We had a powerful admin panel from day one. But around it? Chaos.

Each team had their own tools: - Sales lived in HubSpot - Support used Intercom - Docs were spread across Google Drive, Notion, and Slite - Comms happened in Slack, of course - BI ran on Metabase connected to a fragile warehouse - Automation was duct-taped with n8n - Data modeling happened in dbt, pulling from a dozen disconnected SaaS tools

But context was scattered. Workflows broke easily. APIs failed silently. Engineers debugged glue instead of shipping. The SaaS bill was huge. Onboarding/Offboarding took hours. Invoices reconciliation too. We used dozens of tools. Many forgotten, none truly integrated.

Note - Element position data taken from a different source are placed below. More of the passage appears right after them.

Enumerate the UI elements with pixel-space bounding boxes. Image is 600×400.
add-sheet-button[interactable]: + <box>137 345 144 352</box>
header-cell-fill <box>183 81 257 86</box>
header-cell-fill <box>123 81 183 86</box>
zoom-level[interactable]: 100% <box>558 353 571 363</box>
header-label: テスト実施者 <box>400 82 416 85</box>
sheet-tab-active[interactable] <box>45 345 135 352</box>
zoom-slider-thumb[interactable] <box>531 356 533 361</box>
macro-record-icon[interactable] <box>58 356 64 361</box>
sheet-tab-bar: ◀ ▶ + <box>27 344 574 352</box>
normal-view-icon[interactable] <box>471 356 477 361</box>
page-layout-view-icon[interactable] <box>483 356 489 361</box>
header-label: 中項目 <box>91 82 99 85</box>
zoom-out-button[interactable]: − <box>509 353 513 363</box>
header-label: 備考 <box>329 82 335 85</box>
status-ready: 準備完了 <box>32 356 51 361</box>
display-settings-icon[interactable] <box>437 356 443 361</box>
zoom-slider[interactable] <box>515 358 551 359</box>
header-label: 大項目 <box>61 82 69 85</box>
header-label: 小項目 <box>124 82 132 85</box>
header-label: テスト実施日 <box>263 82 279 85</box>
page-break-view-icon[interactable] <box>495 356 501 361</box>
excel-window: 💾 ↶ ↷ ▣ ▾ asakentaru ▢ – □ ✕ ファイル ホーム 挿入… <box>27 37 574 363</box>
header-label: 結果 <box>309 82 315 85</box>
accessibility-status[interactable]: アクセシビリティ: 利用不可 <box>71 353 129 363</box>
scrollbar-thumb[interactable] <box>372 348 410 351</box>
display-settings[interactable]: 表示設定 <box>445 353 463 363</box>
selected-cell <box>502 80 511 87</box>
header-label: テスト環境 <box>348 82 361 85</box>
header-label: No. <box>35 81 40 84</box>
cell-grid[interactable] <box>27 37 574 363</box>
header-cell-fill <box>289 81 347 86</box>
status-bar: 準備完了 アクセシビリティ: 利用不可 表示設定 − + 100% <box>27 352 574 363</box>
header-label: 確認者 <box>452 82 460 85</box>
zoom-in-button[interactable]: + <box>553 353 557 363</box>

You can’t scale on a stack you don’t control. Even with the best internal tooling, if the foundation is fragmented, it will break.

At some point, engineers lost control of the stack. And I think it’s time to get it back and rebuild systems that are coherent by design.

So I’ve decided to go back to first principles. I’m bootstrapping a new company to rethink how the SaaS stack should be architected from the ground up. Not patched, rebuilt. A rethink of the foundation itself.

If you’ve hit the same wall. Too many tools, not enough truth. I’d love to hear how you approached it. Where did you start? What tradeoffs did you make? And what would you do differently, if you had to rebuild your internal stack from scratch? What should a modern foundation for SaaS systems look like?